The outbreak has sent ship crew and US troops in Guam scrambling, reports The Daily Beast, as it appears a nightmare outbreak among military service-members is unfolding: U.S. Navy and Marine Corps service members in Guam were ordered on Wednesday to break their own quarantine to set up makeshift shelters for U.S. troops coming off a nuclear-powered aircraft carrier, where an outbreak of the novel coronavirus is rapidly spreading within the hulls of the ship. Some of the U.S. troops at Naval Base Guam, located on the western side of the U.S. territory at Apra Harbor, were assembled into 100-man working parties to begin transforming some of the base’s facilities into temporary quarantine shelters for some of the 5,000 service members arriving from the aircraft carrier U.S.S. Theodore Roosevelt, a naval vessel where COVID-19 is spreading. The nature of the emergency is unprecedented, causing one unidentified US service member to tell The Daily Beast, “We’re fucked” — given obvious concerns that base personnel will be potentially exposed to coronavirus via the disembarking USS Roosevelt crew.
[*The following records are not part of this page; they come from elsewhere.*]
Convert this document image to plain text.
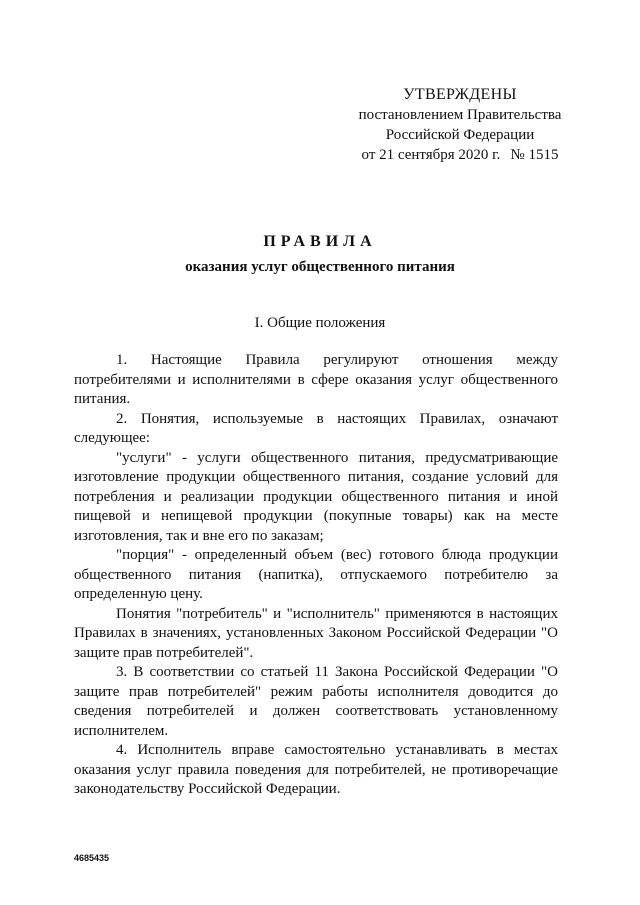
УТВЕРЖДЕНЫ
постановлением Правительства
Российской Федерации
от 21 сентября 2020 г. № 1515
ПРАВИЛА
оказания услуг общественного питания
I. Общие положения

1. Настоящие Правила регулируют отношения между потребителями и исполнителями в сфере оказания услуг общественного питания.

2. Понятия, используемые в настоящих Правилах, означают следующее:

"услуги" - услуги общественного питания, предусматривающие изготовление продукции общественного питания, создание условий для потребления и реализации продукции общественного питания и иной пищевой и непищевой продукции (покупные товары) как на месте изготовления, так и вне его по заказам;

"порция" - определенный объем (вес) готового блюда продукции общественного питания (напитка), отпускаемого потребителю за определенную цену.

Понятия "потребитель" и "исполнитель" применяются в настоящих Правилах в значениях, установленных Законом Российской Федерации "О защите прав потребителей".

3. В соответствии со статьей 11 Закона Российской Федерации "О защите прав потребителей" режим работы исполнителя доводится до сведения потребителей и должен соответствовать установленному исполнителем.

4. Исполнитель вправе самостоятельно устанавливать в местах оказания услуг правила поведения для потребителей, не противоречащие законодательству Российской Федерации.

4685435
The Pentagon did not try to downplay the situation. Acting Secretary Modly said it's urgent enough to conduct tests on 100% of the crew, presumably in Guam. “We found several more cases aboard the ship, we are in the process now of testing 100 percent of the crew of that ship to ensure that we are able to contain whatever spread that might have occurred there... but I also want to emphasize that the ship is operationally capable and can do it’s mission if required,” Modly said at the Pentagon on Thursday. On average, about 7,000 American troops are more are stationed among Guam's multiple US bases (three major bases plus smaller HQs). The Roosevelt had recently been on deployment in the Persian Gulf and Indian Ocean region as part of the Trump administration's "maximum pressure" campaign against Iran. "But in Guam on Wednesday, both Navy and Marine Corps service members set up roughly 140 military beds in a basketball gymnasium," the Daily Beast report continues. "To squeeze more troops into the gym, Navy medical professionals recommended measuring the six-foot distance per guidance from the CDC from the center of the bed rather than from the outer edges, meaning, that the beds are actually 3-feet apart." All of this means that some ten to twelve-thousand plus US personnel will be squeezed onto Guam's bases at a moment the Navy is dealing with an alarming development of 133 cases total of COVID-19 branch-wide this week.